Mayor Duggan: 27% of Detroit Kids Attend School Outside City
March 6th, 2018, 10:20 PM
Detroit has an education problem, and a nagging one at that, that has gone on for many decades.
In his fifth State of the City speech, Mayor Mike Duggan on Tuesday night addressed it, noting that 32,500 children, or 27 percent of the city's students, attend schools outside of the city.
"And that says that what we're doing is not working," Duggan said before a packed auditorium at Western International High School in Southwest Detroit.
In partnership with Detroit Public Schools Community District, Duggan said there's been discussions about the need for after school programs, including child care.
And he announced a plan to create an after-school pilot program in which children would be able to take city-run buses to different schools to attend classes such as robotics, arts or music.

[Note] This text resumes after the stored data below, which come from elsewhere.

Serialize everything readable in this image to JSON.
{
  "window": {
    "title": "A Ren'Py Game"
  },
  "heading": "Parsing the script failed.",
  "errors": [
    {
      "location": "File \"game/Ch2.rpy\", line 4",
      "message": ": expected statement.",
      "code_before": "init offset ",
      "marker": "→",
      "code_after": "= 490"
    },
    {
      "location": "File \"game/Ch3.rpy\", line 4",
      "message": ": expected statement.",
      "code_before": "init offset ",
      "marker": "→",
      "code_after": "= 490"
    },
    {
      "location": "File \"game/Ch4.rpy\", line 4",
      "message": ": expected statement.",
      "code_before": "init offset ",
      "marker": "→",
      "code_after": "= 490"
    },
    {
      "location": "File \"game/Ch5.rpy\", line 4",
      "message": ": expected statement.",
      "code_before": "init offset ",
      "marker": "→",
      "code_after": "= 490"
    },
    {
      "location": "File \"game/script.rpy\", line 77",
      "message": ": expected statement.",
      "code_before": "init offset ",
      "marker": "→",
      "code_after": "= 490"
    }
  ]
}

They might also get help with homework.
He hopes to start that pilot program in the fall.
Emphasizing the upside of education in Detroit during his speech, Duggan pointed to the Detroit Promise, an existing scholarship program that covers college tuition and fees for graduates of the Detroit's school district. He said 1,182 students benefit this year.
"We are going to make sure that our kids not only go to school, they succeed at school," Duggan said.
He noted that the city got $10 million to rebuild A. Phillip Randolph Technical High School in Northwest Detroit, where students learn electrical, plumbing, carpentry and masonry skills Next year, the school plans to add robotics and carpentry. "We're doing it right here in the City of Detroit," he said.
There also are plans to raise another $9 million for the Breithaupt Career and Technical Center on Hubbell for students to learn about cosmetology, culinary arts, auto body repair and welding.
Duggan emphasized that he's not Imposing himself on anybody, considering it's the job of the school board and the superintendent to run the school system. But he said people involved in education want him involved.
Other topics addressed include crime and eliminating blighted homes. An ambitious plan is to have every abandoned home either demolished, renovated or boarded by the end of 2019.